Reportable Positions Definition

The Commitments of Traders (COT Report) has several key terms you need to understand before you can read the report. The key terms are, Open Interest, Reportable Positions, Commercial and Non-commercial Traders, Non-reportable Positions, Spreading, Changes in Commitments from Previous Reports, Percent of Open Interest, Number of Traders, Old and Other Futures, Concentration Ratios, and Supplemental Report.

Reportable Positions are clearing members who file daily reports with the Commission, such as, futures commission merchants, and foreign brokers (collectively called “reporting firms”).

Those reports show the futures and option positions of traders holding positions above specific reporting levels set by CFTC regulations, which are stated on the Commission’s website.

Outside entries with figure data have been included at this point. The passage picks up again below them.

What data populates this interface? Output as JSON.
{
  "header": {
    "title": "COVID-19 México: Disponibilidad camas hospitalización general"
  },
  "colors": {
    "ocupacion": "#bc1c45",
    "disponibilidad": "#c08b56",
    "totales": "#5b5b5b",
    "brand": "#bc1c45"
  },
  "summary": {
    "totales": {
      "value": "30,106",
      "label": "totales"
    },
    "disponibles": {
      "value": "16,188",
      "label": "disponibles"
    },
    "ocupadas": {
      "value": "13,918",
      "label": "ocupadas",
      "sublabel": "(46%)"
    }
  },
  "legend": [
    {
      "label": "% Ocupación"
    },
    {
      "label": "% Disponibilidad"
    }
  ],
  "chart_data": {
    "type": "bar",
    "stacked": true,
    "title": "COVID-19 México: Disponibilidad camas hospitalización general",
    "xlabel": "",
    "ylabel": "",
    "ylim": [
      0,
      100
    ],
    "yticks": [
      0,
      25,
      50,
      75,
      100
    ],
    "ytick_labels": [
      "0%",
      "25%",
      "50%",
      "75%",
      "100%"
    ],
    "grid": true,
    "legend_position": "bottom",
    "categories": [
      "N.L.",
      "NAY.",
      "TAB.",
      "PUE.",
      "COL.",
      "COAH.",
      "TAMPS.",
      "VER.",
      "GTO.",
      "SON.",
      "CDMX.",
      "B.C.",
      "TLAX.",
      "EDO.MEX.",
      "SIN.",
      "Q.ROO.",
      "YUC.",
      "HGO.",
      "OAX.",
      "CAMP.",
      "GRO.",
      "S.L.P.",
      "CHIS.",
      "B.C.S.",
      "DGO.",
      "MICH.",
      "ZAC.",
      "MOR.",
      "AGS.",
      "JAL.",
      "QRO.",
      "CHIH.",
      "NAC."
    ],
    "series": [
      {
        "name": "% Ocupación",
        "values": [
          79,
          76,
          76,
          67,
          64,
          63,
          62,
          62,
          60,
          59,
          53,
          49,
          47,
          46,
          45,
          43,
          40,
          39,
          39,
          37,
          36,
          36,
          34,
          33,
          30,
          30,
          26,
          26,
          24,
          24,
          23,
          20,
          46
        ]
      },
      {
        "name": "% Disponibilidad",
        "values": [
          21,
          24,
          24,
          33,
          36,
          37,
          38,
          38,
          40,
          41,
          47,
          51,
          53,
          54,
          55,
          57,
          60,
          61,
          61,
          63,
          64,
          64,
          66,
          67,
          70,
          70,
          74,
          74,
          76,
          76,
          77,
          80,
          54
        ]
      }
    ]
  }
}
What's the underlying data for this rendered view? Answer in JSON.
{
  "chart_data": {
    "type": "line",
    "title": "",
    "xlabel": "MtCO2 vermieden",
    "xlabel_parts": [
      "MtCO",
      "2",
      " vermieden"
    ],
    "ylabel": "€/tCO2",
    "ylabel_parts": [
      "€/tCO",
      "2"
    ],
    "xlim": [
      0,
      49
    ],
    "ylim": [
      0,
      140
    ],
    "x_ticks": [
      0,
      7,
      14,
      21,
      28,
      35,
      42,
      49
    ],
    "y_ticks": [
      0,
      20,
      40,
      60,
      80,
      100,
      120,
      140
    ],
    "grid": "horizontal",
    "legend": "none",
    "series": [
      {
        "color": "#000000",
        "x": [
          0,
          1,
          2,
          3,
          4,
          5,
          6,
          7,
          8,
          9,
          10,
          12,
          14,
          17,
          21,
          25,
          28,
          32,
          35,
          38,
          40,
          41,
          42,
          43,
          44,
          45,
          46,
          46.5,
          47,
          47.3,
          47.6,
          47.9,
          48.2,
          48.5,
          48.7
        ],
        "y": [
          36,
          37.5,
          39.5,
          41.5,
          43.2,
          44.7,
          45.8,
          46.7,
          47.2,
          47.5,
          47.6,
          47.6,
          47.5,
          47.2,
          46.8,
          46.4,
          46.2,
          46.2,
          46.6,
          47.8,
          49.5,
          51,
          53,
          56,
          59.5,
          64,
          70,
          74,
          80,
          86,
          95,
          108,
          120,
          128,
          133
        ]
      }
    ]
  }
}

If, at the daily market close, a reporting firm has a trader with a position at or above the Commission’s reporting level in any single futures month or option expiration, then regardless of size, the firm reports the trader’s entire position in all futures and options expiration months in the commodity.

The aggregate of all traders’ positions reported to the Commission usually represents 70 to 90 percent of the total open interest in any given market.

From time to time, the Commission will raise or lower the reporting levels in specific markets to balance between collecting sufficient information or oversee the markets and minimizing the reporting burden on the futures industry.